Europe faces difficult choices in the Indo-Pacific, as the Sino-American competition intensifies and the multilateral order that protects the freedom of the seas comes increasingly under threat. This paper argues that Europeans need to more clearly formulate their objectives and develop policies based on a realistic view of their capabilities before embarking on a long-term commitment in the Indo-Pacific. This paper examines three distinctive objectives (1) upholding the maritime order, (2) ensure that Europe maintains access to key Asian economies, and (3) support for U.S. hegemony. The authors also offer a number of solutions with which Europeans can compensate for their lack of naval capabilities and consider serious maritime engagement in the Indo-Pacific. For example, European states, like the UK and France, should more effectively share and pool infrastructure in the region and rotate their forces in and out.

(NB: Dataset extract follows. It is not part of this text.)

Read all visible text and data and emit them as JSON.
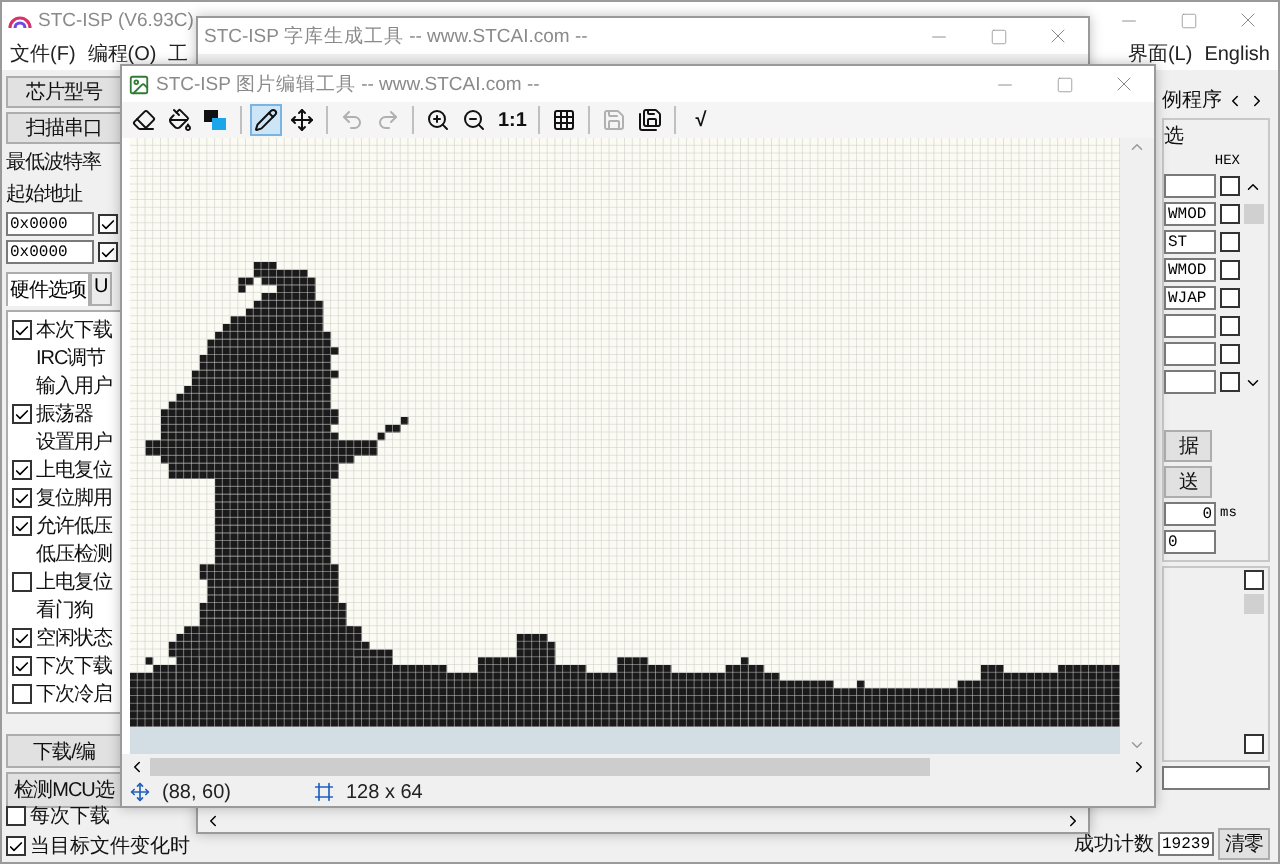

The maintenance of access to the Indo-Pacific region and the safeguarding of economic interests, while avoiding entanglement in Sino-American competition, is a central consideration for European stakeholders. Alternatively, when extending support to the United States in the Indo-Pacific arena, Europeans could prioritise the strengthening of U.S. hegemony and the broader regional order. In this regard, European engagement in the Indo-Pacific is driven by the desire to sustain transatlantic relations and to ensure U.S. involvement in European security matters.
Additionally, this paper examines European commitment to fostering a multilateral maritime order through collaboration with small and middle-power nations in Asia. This kind of collaboration aims to solidify the established rules governing open seas and legal dispute resolutions. The strengthening of both formal and informal institutions in this context represents a significant opportunity to mitigate the risk of escalation.